Le 14 avril 2025, Nvidia a annoncé que ses supercalculateurs et ses processeurs d’intelligence artificielle seraient désormais fabriqués aux États-Unis. Une décision stratégique qui intervient dans un contexte de guerre commerciale relancée par l’administration Trump. Derrière les chiffres d’investissement colossaux, un virage géopolitique s’opère : l’industrie des semi-conducteurs devient l’arme économique de la souveraineté américaine.
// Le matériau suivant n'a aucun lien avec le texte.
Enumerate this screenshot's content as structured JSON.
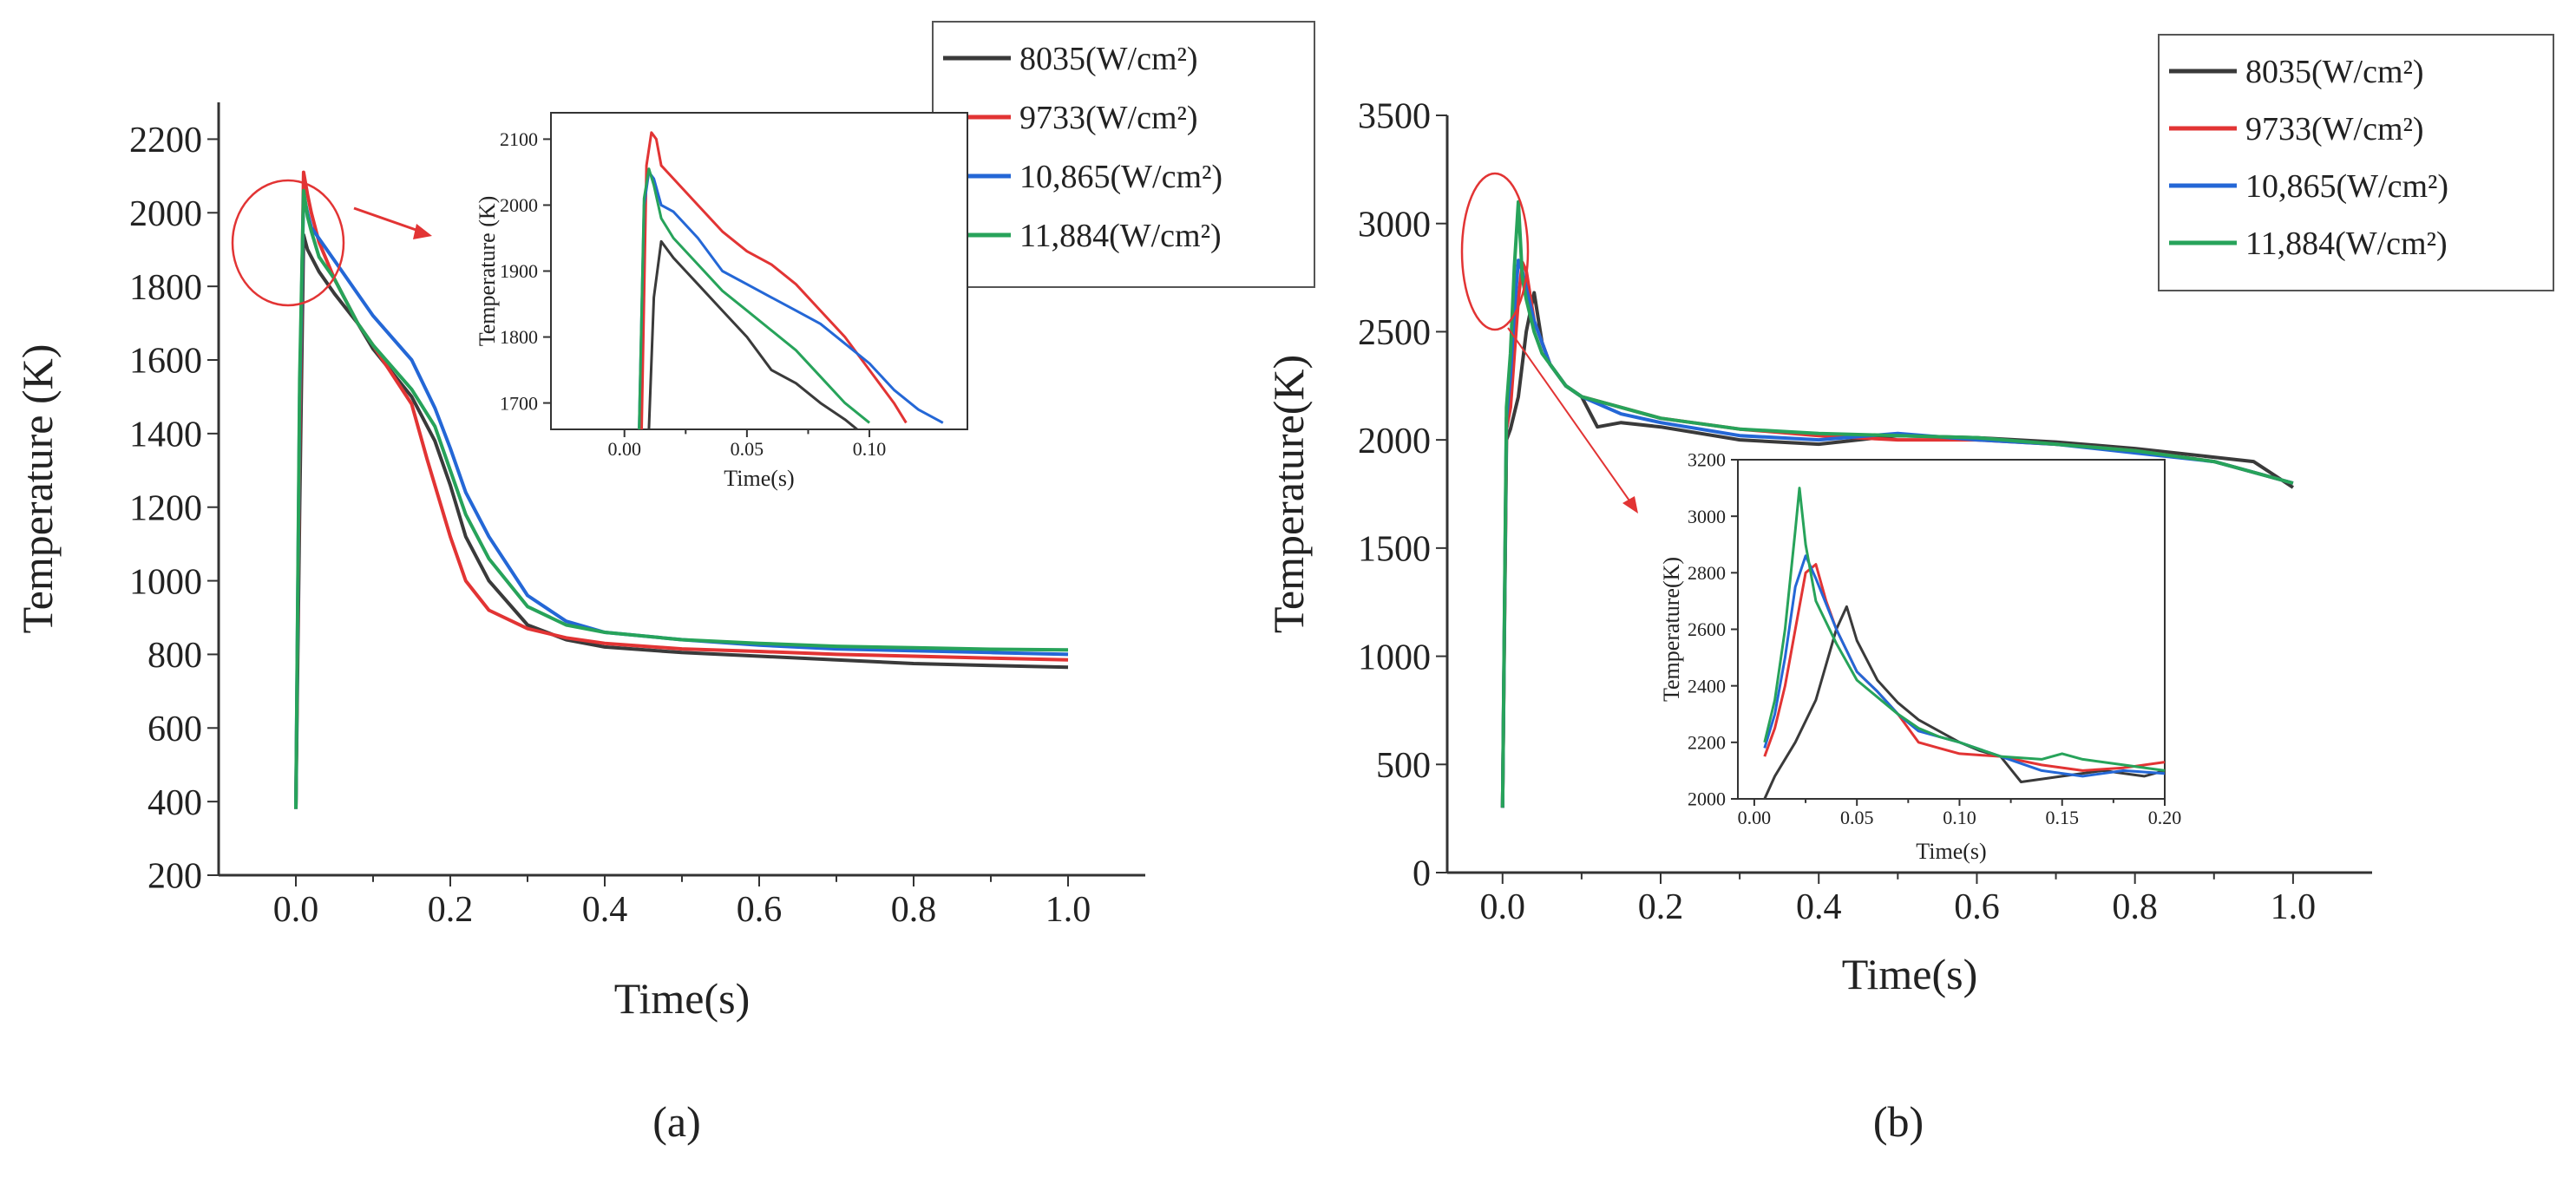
{
  "figure": {
    "panel_a_label": "(a)",
    "panel_b_label": "(b)"
  },
  "colors": {
    "s8035": "#3a3a3a",
    "s9733": "#e23434",
    "s10865": "#2467d6",
    "s11884": "#27a35a",
    "callout": "#e23434",
    "axis": "#333333"
  },
  "chart_data": [
    {
      "id": "a_main",
      "type": "line",
      "title": "",
      "xlabel": "Time(s)",
      "ylabel": "Temperature (K)",
      "xlim": [
        -0.1,
        1.1
      ],
      "ylim": [
        200,
        2300
      ],
      "xticks": [
        0.0,
        0.2,
        0.4,
        0.6,
        0.8,
        1.0
      ],
      "xtick_labels": [
        "0.0",
        "0.2",
        "0.4",
        "0.6",
        "0.8",
        "1.0"
      ],
      "yticks": [
        200,
        400,
        600,
        800,
        1000,
        1200,
        1400,
        1600,
        1800,
        2000,
        2200
      ],
      "ytick_labels": [
        "200",
        "400",
        "600",
        "800",
        "1000",
        "1200",
        "1400",
        "1600",
        "1800",
        "2000",
        "2200"
      ],
      "legend": {
        "position": "top-right",
        "entries": [
          "8035(W/cm2)",
          "9733(W/cm2)",
          "10,865(W/cm2)",
          "11,884(W/cm2)"
        ]
      },
      "series": [
        {
          "name": "8035(W/cm2)",
          "color_key": "s8035",
          "x": [
            0.0,
            0.005,
            0.01,
            0.015,
            0.02,
            0.03,
            0.05,
            0.08,
            0.1,
            0.15,
            0.18,
            0.2,
            0.22,
            0.25,
            0.3,
            0.35,
            0.4,
            0.5,
            0.6,
            0.7,
            0.8,
            0.9,
            1.0
          ],
          "y": [
            380,
            1200,
            1940,
            1900,
            1880,
            1840,
            1780,
            1700,
            1630,
            1500,
            1380,
            1260,
            1120,
            1000,
            880,
            840,
            820,
            805,
            795,
            785,
            775,
            770,
            765
          ]
        },
        {
          "name": "9733(W/cm2)",
          "color_key": "s9733",
          "x": [
            0.0,
            0.005,
            0.01,
            0.015,
            0.02,
            0.03,
            0.05,
            0.08,
            0.1,
            0.15,
            0.17,
            0.2,
            0.22,
            0.25,
            0.3,
            0.35,
            0.4,
            0.5,
            0.6,
            0.7,
            0.8,
            0.9,
            1.0
          ],
          "y": [
            380,
            1400,
            2110,
            2050,
            2000,
            1920,
            1820,
            1700,
            1640,
            1480,
            1330,
            1120,
            1000,
            920,
            870,
            845,
            830,
            815,
            808,
            800,
            795,
            790,
            785
          ]
        },
        {
          "name": "10,865(W/cm2)",
          "color_key": "s10865",
          "x": [
            0.0,
            0.005,
            0.01,
            0.015,
            0.02,
            0.03,
            0.05,
            0.08,
            0.1,
            0.15,
            0.18,
            0.2,
            0.22,
            0.25,
            0.3,
            0.35,
            0.4,
            0.5,
            0.6,
            0.7,
            0.8,
            0.9,
            1.0
          ],
          "y": [
            380,
            1500,
            2050,
            2000,
            1960,
            1930,
            1870,
            1780,
            1720,
            1600,
            1470,
            1360,
            1240,
            1120,
            960,
            890,
            860,
            840,
            825,
            815,
            810,
            805,
            800
          ]
        },
        {
          "name": "11,884(W/cm2)",
          "color_key": "s11884",
          "x": [
            0.0,
            0.005,
            0.01,
            0.015,
            0.02,
            0.03,
            0.05,
            0.08,
            0.1,
            0.15,
            0.18,
            0.2,
            0.22,
            0.25,
            0.3,
            0.35,
            0.4,
            0.5,
            0.6,
            0.7,
            0.8,
            0.9,
            1.0
          ],
          "y": [
            380,
            1550,
            2060,
            1990,
            1950,
            1880,
            1820,
            1700,
            1640,
            1520,
            1420,
            1300,
            1180,
            1060,
            930,
            880,
            860,
            840,
            830,
            822,
            818,
            814,
            812
          ]
        }
      ]
    },
    {
      "id": "a_inset",
      "type": "line",
      "title": "",
      "xlabel": "Time(s)",
      "ylabel": "Temperature (K)",
      "xlim": [
        -0.03,
        0.14
      ],
      "ylim": [
        1660,
        2140
      ],
      "xticks": [
        0.0,
        0.05,
        0.1
      ],
      "xtick_labels": [
        "0.00",
        "0.05",
        "0.10"
      ],
      "yticks": [
        1700,
        1800,
        1900,
        2000,
        2100
      ],
      "ytick_labels": [
        "1700",
        "1800",
        "1900",
        "2000",
        "2100"
      ],
      "series": [
        {
          "name": "8035(W/cm2)",
          "color_key": "s8035",
          "x": [
            0.01,
            0.012,
            0.015,
            0.018,
            0.02,
            0.025,
            0.03,
            0.04,
            0.05,
            0.06,
            0.07,
            0.08,
            0.09,
            0.095
          ],
          "y": [
            1660,
            1860,
            1945,
            1930,
            1920,
            1900,
            1880,
            1840,
            1800,
            1750,
            1730,
            1700,
            1675,
            1660
          ]
        },
        {
          "name": "9733(W/cm2)",
          "color_key": "s9733",
          "x": [
            0.007,
            0.009,
            0.011,
            0.013,
            0.015,
            0.02,
            0.03,
            0.04,
            0.05,
            0.06,
            0.07,
            0.08,
            0.09,
            0.1,
            0.11,
            0.115
          ],
          "y": [
            1660,
            2060,
            2110,
            2100,
            2060,
            2040,
            2000,
            1960,
            1930,
            1910,
            1880,
            1840,
            1800,
            1750,
            1700,
            1670
          ]
        },
        {
          "name": "10,865(W/cm2)",
          "color_key": "s10865",
          "x": [
            0.006,
            0.008,
            0.01,
            0.012,
            0.015,
            0.02,
            0.03,
            0.04,
            0.05,
            0.06,
            0.07,
            0.08,
            0.09,
            0.1,
            0.11,
            0.12,
            0.13
          ],
          "y": [
            1660,
            2000,
            2050,
            2040,
            2000,
            1990,
            1950,
            1900,
            1880,
            1860,
            1840,
            1820,
            1790,
            1760,
            1720,
            1690,
            1670
          ]
        },
        {
          "name": "11,884(W/cm2)",
          "color_key": "s11884",
          "x": [
            0.006,
            0.008,
            0.01,
            0.012,
            0.015,
            0.02,
            0.03,
            0.04,
            0.05,
            0.06,
            0.07,
            0.08,
            0.09,
            0.1
          ],
          "y": [
            1660,
            2010,
            2055,
            2030,
            1980,
            1950,
            1910,
            1870,
            1840,
            1810,
            1780,
            1740,
            1700,
            1670
          ]
        }
      ]
    },
    {
      "id": "b_main",
      "type": "line",
      "title": "",
      "xlabel": "Time(s)",
      "ylabel": "Temperature(K)",
      "xlim": [
        -0.07,
        1.1
      ],
      "ylim": [
        0,
        3500
      ],
      "xticks": [
        0.0,
        0.2,
        0.4,
        0.6,
        0.8,
        1.0
      ],
      "xtick_labels": [
        "0.0",
        "0.2",
        "0.4",
        "0.6",
        "0.8",
        "1.0"
      ],
      "yticks": [
        0,
        500,
        1000,
        1500,
        2000,
        2500,
        3000,
        3500
      ],
      "ytick_labels": [
        "0",
        "500",
        "1000",
        "1500",
        "2000",
        "2500",
        "3000",
        "3500"
      ],
      "legend": {
        "position": "top-right",
        "entries": [
          "8035(W/cm2)",
          "9733(W/cm2)",
          "10,865(W/cm2)",
          "11,884(W/cm2)"
        ]
      },
      "series": [
        {
          "name": "8035(W/cm2)",
          "color_key": "s8035",
          "x": [
            0.0,
            0.005,
            0.01,
            0.02,
            0.03,
            0.04,
            0.05,
            0.06,
            0.08,
            0.1,
            0.12,
            0.15,
            0.2,
            0.3,
            0.4,
            0.5,
            0.6,
            0.7,
            0.8,
            0.9,
            0.95,
            1.0
          ],
          "y": [
            300,
            2000,
            2050,
            2200,
            2500,
            2680,
            2450,
            2350,
            2250,
            2200,
            2060,
            2080,
            2060,
            2000,
            1980,
            2020,
            2010,
            1990,
            1960,
            1920,
            1900,
            1780
          ]
        },
        {
          "name": "9733(W/cm2)",
          "color_key": "s9733",
          "x": [
            0.0,
            0.005,
            0.01,
            0.015,
            0.02,
            0.025,
            0.03,
            0.04,
            0.05,
            0.06,
            0.08,
            0.1,
            0.15,
            0.2,
            0.3,
            0.4,
            0.5,
            0.6,
            0.7,
            0.8,
            0.9,
            1.0
          ],
          "y": [
            300,
            2050,
            2150,
            2400,
            2650,
            2820,
            2780,
            2550,
            2450,
            2350,
            2250,
            2200,
            2150,
            2100,
            2050,
            2020,
            2000,
            2000,
            1980,
            1950,
            1900,
            1800
          ]
        },
        {
          "name": "10,865(W/cm2)",
          "color_key": "s10865",
          "x": [
            0.0,
            0.005,
            0.01,
            0.015,
            0.02,
            0.025,
            0.03,
            0.04,
            0.05,
            0.06,
            0.08,
            0.1,
            0.15,
            0.2,
            0.3,
            0.4,
            0.5,
            0.6,
            0.7,
            0.8,
            0.9,
            1.0
          ],
          "y": [
            300,
            2100,
            2300,
            2600,
            2830,
            2780,
            2700,
            2550,
            2450,
            2350,
            2250,
            2200,
            2120,
            2080,
            2020,
            2000,
            2030,
            2000,
            1980,
            1940,
            1900,
            1800
          ]
        },
        {
          "name": "11,884(W/cm2)",
          "color_key": "s11884",
          "x": [
            0.0,
            0.005,
            0.01,
            0.015,
            0.02,
            0.025,
            0.03,
            0.04,
            0.05,
            0.06,
            0.08,
            0.1,
            0.15,
            0.2,
            0.3,
            0.4,
            0.5,
            0.6,
            0.7,
            0.8,
            0.9,
            1.0
          ],
          "y": [
            300,
            2150,
            2400,
            2800,
            3100,
            2750,
            2650,
            2500,
            2400,
            2350,
            2250,
            2200,
            2150,
            2100,
            2050,
            2030,
            2020,
            2010,
            1980,
            1950,
            1900,
            1800
          ]
        }
      ]
    },
    {
      "id": "b_inset",
      "type": "line",
      "title": "",
      "xlabel": "Time(s)",
      "ylabel": "Temperature(K)",
      "xlim": [
        -0.008,
        0.2
      ],
      "ylim": [
        2000,
        3200
      ],
      "xticks": [
        0.0,
        0.05,
        0.1,
        0.15,
        0.2
      ],
      "xtick_labels": [
        "0.00",
        "0.05",
        "0.10",
        "0.15",
        "0.20"
      ],
      "yticks": [
        2000,
        2200,
        2400,
        2600,
        2800,
        3000,
        3200
      ],
      "ytick_labels": [
        "2000",
        "2200",
        "2400",
        "2600",
        "2800",
        "3000",
        "3200"
      ],
      "series": [
        {
          "name": "8035(W/cm2)",
          "color_key": "s8035",
          "x": [
            0.005,
            0.01,
            0.02,
            0.03,
            0.04,
            0.045,
            0.05,
            0.06,
            0.07,
            0.08,
            0.09,
            0.1,
            0.11,
            0.12,
            0.13,
            0.15,
            0.17,
            0.19,
            0.2
          ],
          "y": [
            2000,
            2080,
            2200,
            2350,
            2600,
            2680,
            2560,
            2420,
            2340,
            2280,
            2240,
            2200,
            2170,
            2150,
            2060,
            2080,
            2100,
            2080,
            2100
          ]
        },
        {
          "name": "9733(W/cm2)",
          "color_key": "s9733",
          "x": [
            0.005,
            0.01,
            0.015,
            0.02,
            0.025,
            0.03,
            0.035,
            0.04,
            0.05,
            0.06,
            0.07,
            0.08,
            0.09,
            0.1,
            0.12,
            0.14,
            0.16,
            0.18,
            0.2
          ],
          "y": [
            2150,
            2250,
            2400,
            2600,
            2800,
            2830,
            2700,
            2600,
            2450,
            2380,
            2300,
            2200,
            2180,
            2160,
            2150,
            2120,
            2100,
            2110,
            2130
          ]
        },
        {
          "name": "10,865(W/cm2)",
          "color_key": "s10865",
          "x": [
            0.005,
            0.01,
            0.015,
            0.02,
            0.025,
            0.03,
            0.04,
            0.05,
            0.06,
            0.07,
            0.08,
            0.09,
            0.1,
            0.12,
            0.14,
            0.16,
            0.18,
            0.2
          ],
          "y": [
            2180,
            2300,
            2500,
            2750,
            2860,
            2780,
            2600,
            2450,
            2380,
            2300,
            2240,
            2220,
            2200,
            2150,
            2100,
            2080,
            2100,
            2090
          ]
        },
        {
          "name": "11,884(W/cm2)",
          "color_key": "s11884",
          "x": [
            0.005,
            0.01,
            0.015,
            0.02,
            0.022,
            0.025,
            0.03,
            0.04,
            0.05,
            0.06,
            0.07,
            0.08,
            0.09,
            0.1,
            0.12,
            0.14,
            0.15,
            0.16,
            0.18,
            0.2
          ],
          "y": [
            2200,
            2350,
            2600,
            2950,
            3100,
            2900,
            2700,
            2550,
            2420,
            2360,
            2300,
            2250,
            2220,
            2200,
            2150,
            2140,
            2160,
            2140,
            2120,
            2100
          ]
        }
      ]
    }
  ]
}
Trump, puces et protectionnisme : Nvidia s’installe aux USA

La politique tarifaire de Trump redessine les circuits mondiaux
Depuis son retour au pouvoir, Donald Trump a réactivé les leviers protectionnistes les plus radicaux. Le 3 avril 2025, son administration a imposé une salve de droits de douane :
- 34 % sur les importations électroniques chinoises
- 32 % sur celles de Taïwan
- 25 % sur celles de Corée du Sud
- Un tarif universel de 10 % sur toutes les importations technologiques
Si les semi-conducteurs sont momentanément exemptés, cette protection est jugée précaire. Les entreprises anticipent des sanctions étendues aux composants intégrés. Nvidia, dont les puces étaient auparavant assemblées à Taïwan, fait partie des sociétés directement exposées.
Nvidia pivote : 500 milliards de dollars injectés dans le sol américain
Face à l’instabilité douanière, Nvidia a réagi de manière spectaculaire. L’entreprise prévoit désormais de produire :
- Ses puces Blackwell en Arizona, via TSMC, Amkor et SPIL
- Ses superordinateurs DGX au Texas, avec Foxconn (Houston) et Wistron (Dallas)
Cette relocalisation massive représente un investissement prévu de 500 milliards de dollars sur quatre ans, comme confirmé par le blog officiel de Nvidia : « Les moteurs de l’infrastructure IA mondiale sont désormais construits pour la première fois aux États-Unis. » La Maison-Blanche ne cache pas sa satisfaction, revendiquant un effet Trump.
Le CHIPS Act : entre appropriation et réorientation trumpienne
Promulgué en 2022 sous l’administration Biden, le CHIPS and Science Act prévoyait 52,7 milliards de dollars de subventions pour relocaliser la fabrication des semi-conducteurs. Trump, initialement hostile à cette loi, en détourne aujourd’hui la finalité :
- Le 31 mars 2025, il signe un décret présidentiel créant une entité exécutive dédiée à la gestion directe des crédits du CHIPS Act.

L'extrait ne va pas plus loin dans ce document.